Fred Weir: The murder of Daria Dugina

Daria Dugina

By Fred Weir, Facebook, 8/21/22

Fred Weir has been a correspondent for Christian Science Monitor, based in Russia, for decades.

The murder of Daria Dugina, in a car bombing, has the full attention of the Russian media today. The target was almost certainly her father, right-wing “Eurasianist” philosopher Alexander Dugin, who was apparently supposed to be in the car but went in a different one at the last moment.

If we live in a world where people are to be murdered for their intellectual sins, then Dugin is certainly guilty. Eurasianism provides a very coherent rationale for Russian neo-imperialism, and he has been to the right of Putin on Ukraine and the post-Soviet world for a long time. But if the idea of killing him — in what was clearly a very professional assassination — was meant to get at Putin, it was a monstrously botched effort.

It was fashionable at some point among Western Russia experts to claim that Dugin was Putin’s mentor, or geopolitical muse, or something more sinister. The proliferation of articles like this one [https://www.foreignaffairs.com/articles/russia-fsu/2014-03-31/putins-brain] calling him “Putin’s Brain” in recent years was a sad embarrassment to the entire Russia-watching profession. I see the same silly old tropes being recycled in Western news coverage of the murder today, calling him a Putin “aide”[the Mail], “ally” [Washington Post], “spiritual guide” [CNN], along with lots of “Putin’s Brain” references, and so forth. Even the NYT calls his relationship with Putin “opaque,” whatever that’s supposed to imply.

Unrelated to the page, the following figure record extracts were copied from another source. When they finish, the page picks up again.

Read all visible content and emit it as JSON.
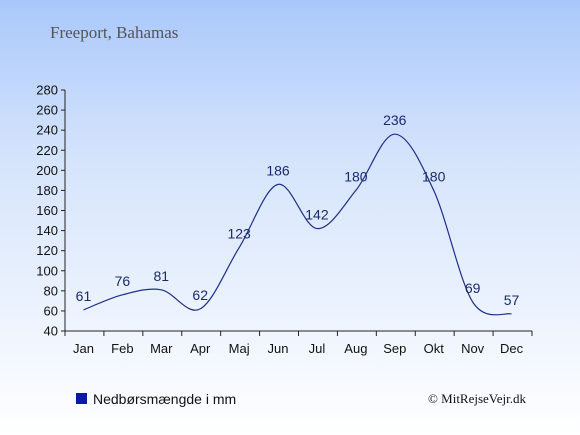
{
  "title": "Freeport, Bahamas",
  "credit": "© MitRejseVejr.dk",
  "chart_data": {
    "type": "line",
    "categories": [
      "Jan",
      "Feb",
      "Mar",
      "Apr",
      "Maj",
      "Jun",
      "Jul",
      "Aug",
      "Sep",
      "Okt",
      "Nov",
      "Dec"
    ],
    "series": [
      {
        "name": "Nedbørsmængde i mm",
        "values": [
          61,
          76,
          81,
          62,
          123,
          186,
          142,
          180,
          236,
          180,
          69,
          57
        ]
      }
    ],
    "ylim": [
      40,
      280
    ],
    "yticks": [
      40,
      60,
      80,
      100,
      120,
      140,
      160,
      180,
      200,
      220,
      240,
      260,
      280
    ],
    "line_color": "#1f2f8a",
    "legend_color": "#0a1aa8",
    "legend_position": "bottom-left"
  }
}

I have been acquainted with Dugin for many years, in the line of work, and talked to him frequently. You only had to ask him about his supposed Kremlin influence, and he would cheerfully admit that he had none, knew almost nobody in power and couldn’t even say for sure whether Putin had ever read any of his books. When he was fired from his job at Moscow University a few years ago, absolutely nobody came to his assistance, and he’s lived in relative penury ever since. He’s a critic of Putin, from the hard right, not a cheerleader. Terrible thing about his daughter; nobody deserves that.

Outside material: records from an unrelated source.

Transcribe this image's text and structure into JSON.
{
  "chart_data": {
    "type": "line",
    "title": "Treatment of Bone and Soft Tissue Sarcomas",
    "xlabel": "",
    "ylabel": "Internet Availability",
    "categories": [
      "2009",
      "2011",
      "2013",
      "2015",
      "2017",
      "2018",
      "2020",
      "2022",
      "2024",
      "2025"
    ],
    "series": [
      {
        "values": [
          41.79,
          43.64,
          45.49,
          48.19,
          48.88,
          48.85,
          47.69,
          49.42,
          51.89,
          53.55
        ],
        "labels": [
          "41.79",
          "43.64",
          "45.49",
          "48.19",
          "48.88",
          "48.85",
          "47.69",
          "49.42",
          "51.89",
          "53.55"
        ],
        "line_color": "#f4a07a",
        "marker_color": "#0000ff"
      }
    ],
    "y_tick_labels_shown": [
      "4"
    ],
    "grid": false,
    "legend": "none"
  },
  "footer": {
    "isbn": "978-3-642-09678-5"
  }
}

‘Putin’s brain’ says he doesn’t have Putin’s ear. Do we know who does?

https://www.csmonitor.com/World/Europe/2015/0127/Putin-s-brain-says-he-doesn-t-have-Putin-s-ear.-Do-we-know-who-does?

3 thoughts on “Fred Weir: The murder of Daria Dugina”

  1. “Russian neo-imperialism”

    Here we go again. Natalie, you seem to me to be not committed to ‘understanding Russia’ but to ‘undermining Russia’. I get that you are a ‘liberal’ but the time of ‘liberals’ anywhere has past and gone. If you are going to spread disinformation about Russia then just come out and give that phrase in your title. I’m taking you off my go-to list for real information about Russia.

    The ‘new dispensation’ will be directed by Russia and China, and the collective ‘west’ is heading for the ‘scrapheap of history’ – get with the trend – or join them in the scrapheap. (Or maybe start highlighting the truth instead of western propaganda).

    Goodbye. (And good luck if you persist in your outdated ‘liberal’ ways).

    1. I posted this article to reinforce from yet another source who is quite knowledgeable about Russia that Dugin was not close to Putin – misinformation that keeps getting repeated. I’m not sure where you’re getting the idea that I necessarily agree with every word of every article that I post. An article can have value even if one doesn’t agree with everything in it. There could be other parts of useful information in an article worthy of consideration or it can be useful to know what other parties are saying about an issue.

      If you are only looking to read articles that you 100% agree with and to reinforce confirmation bias, then this probably isn’t the site for you.